In 2016, researchers at the Egyptian Museum in Cairo, Milan Polytechnic and Pisa University announced a dagger, intricately decorated and encased within a golden sheath, had a blade made from iron from a meteorite. The team used a similar technique to examine the composition of the metal, matching it to a meteorite named Kharga, which was found in 2000 on the Maras Matruh plateau in Egypt, 150 miles west of Alexandria.
The dagger is considered to be one of the most outstanding items to have been retrieved from Tutankhamun's sarcophagus, the burial place of the pharaoh of the Eighteenth Dynasty of ancient Egypt in Luxor, due to the fine metalwork it showed. The handle has a finely embossed gold handle with a crystal pommel while the sheath was decorated with a floral motif, feather patterns and a jackal's head. The scientists deemed that the fallen meteorites were used in fashion objects back then.
Writing in the journal Meteoritics and Planetary Science, the researchers, led by Daniela Comelli, said: "Our study confirms that ancient Egyptians attributed great value to meteoritic iron for the production of precious objects."
Earlier this year, geologists also discovered two alien minerals unknown to Earth in a small 2.5-ounce 70-gram fragment of the fifteen thousand-kilogram fallen comet known as the El Ali meteorite in Somalia.
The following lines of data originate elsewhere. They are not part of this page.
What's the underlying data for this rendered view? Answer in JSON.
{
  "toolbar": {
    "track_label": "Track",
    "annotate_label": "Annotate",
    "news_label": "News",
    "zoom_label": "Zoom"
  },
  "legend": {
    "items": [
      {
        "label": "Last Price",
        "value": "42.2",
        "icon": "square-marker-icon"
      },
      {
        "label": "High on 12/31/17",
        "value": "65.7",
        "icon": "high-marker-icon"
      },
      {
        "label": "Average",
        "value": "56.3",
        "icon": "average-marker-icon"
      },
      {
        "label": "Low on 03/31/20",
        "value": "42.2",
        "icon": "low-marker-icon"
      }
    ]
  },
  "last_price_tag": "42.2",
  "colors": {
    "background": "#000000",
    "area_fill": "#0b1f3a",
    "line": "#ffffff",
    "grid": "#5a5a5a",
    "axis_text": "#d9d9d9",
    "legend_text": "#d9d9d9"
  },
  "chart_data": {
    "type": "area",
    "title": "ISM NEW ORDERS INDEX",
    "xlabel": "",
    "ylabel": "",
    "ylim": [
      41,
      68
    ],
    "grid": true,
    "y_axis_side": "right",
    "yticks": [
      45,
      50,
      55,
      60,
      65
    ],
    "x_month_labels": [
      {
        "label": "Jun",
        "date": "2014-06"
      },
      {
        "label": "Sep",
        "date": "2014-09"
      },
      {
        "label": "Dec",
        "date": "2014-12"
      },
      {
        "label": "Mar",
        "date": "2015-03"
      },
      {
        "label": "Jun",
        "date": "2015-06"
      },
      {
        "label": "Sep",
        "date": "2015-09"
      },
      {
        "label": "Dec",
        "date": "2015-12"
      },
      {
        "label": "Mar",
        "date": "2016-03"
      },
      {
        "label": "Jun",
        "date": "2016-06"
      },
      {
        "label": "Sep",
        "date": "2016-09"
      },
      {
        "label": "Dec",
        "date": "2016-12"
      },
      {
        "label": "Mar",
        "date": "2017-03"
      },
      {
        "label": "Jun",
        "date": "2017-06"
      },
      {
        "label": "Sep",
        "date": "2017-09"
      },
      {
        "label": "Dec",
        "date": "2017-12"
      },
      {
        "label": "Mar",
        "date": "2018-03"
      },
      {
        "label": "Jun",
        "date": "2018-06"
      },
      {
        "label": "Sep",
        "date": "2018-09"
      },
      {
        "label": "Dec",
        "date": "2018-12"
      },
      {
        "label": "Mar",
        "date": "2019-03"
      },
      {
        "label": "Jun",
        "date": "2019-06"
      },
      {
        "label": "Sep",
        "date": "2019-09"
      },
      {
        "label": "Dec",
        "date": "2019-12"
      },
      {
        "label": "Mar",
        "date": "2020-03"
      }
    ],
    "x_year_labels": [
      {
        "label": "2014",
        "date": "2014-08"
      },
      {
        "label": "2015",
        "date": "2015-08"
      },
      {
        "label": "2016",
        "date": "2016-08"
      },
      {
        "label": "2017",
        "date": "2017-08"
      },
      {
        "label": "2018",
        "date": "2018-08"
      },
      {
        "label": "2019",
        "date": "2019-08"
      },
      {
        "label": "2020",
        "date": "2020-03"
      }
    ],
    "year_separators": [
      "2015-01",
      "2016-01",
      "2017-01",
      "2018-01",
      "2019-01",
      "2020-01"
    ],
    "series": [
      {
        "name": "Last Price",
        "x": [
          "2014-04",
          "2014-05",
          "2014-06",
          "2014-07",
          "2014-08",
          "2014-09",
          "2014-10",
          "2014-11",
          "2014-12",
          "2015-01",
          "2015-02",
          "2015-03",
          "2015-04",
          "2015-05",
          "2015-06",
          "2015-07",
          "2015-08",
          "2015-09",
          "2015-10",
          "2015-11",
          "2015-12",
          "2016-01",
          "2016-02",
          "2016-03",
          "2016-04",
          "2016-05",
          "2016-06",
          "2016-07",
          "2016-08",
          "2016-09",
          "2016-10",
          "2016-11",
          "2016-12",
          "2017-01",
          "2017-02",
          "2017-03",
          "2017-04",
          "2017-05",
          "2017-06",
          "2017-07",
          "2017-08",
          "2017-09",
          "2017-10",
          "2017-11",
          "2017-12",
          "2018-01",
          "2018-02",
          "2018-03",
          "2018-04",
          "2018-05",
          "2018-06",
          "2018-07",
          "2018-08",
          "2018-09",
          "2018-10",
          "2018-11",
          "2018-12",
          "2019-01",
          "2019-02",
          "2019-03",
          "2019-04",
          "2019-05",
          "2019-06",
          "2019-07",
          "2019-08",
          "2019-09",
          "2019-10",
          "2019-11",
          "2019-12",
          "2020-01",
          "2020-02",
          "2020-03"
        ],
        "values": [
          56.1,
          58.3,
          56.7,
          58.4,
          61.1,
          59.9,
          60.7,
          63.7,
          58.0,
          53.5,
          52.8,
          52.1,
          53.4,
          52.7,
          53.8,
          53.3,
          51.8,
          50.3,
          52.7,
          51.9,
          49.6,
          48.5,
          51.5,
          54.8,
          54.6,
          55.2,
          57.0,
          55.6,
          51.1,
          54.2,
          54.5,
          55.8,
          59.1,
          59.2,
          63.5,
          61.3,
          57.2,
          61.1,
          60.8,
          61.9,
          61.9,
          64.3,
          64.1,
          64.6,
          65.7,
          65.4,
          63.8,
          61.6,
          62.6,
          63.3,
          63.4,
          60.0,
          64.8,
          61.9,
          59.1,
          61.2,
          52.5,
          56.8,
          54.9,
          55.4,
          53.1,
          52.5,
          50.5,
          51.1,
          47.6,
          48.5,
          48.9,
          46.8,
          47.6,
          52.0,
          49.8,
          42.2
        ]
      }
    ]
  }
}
While sampling a slice, scientists stumbled upon an unknown mineral in the meteorite. Only after analyzing the segment in a lab did they realize they had discovered something completely new. Researchers believe that this might help them understand more about asteroids and how they form as well as the possibility of locating more.
Chris Herd, curator and professor in the Department of Earth & Atmospheric Sciences at the University of Alberta, named one of the alien deposits 'elaliite' after the meteorite. The other he termed 'elkinstantonite' after Professor Lindy Elkins-Tanto, the vice president of the Interplanetary Initiative at Arizona State University. Elkins-Tanton is also the chief investigator of what they call the "Psyche" mission, part of the NASA operation to reach Asteroid Psyche 16 last year.
"Whenever you find a new mineral, it means that the actual geological conditions, the chemistry of the rock, was different than what's been found before. That's what makes this exciting: In this particular meteorite you have two officially described minerals that are new to science," Herd said.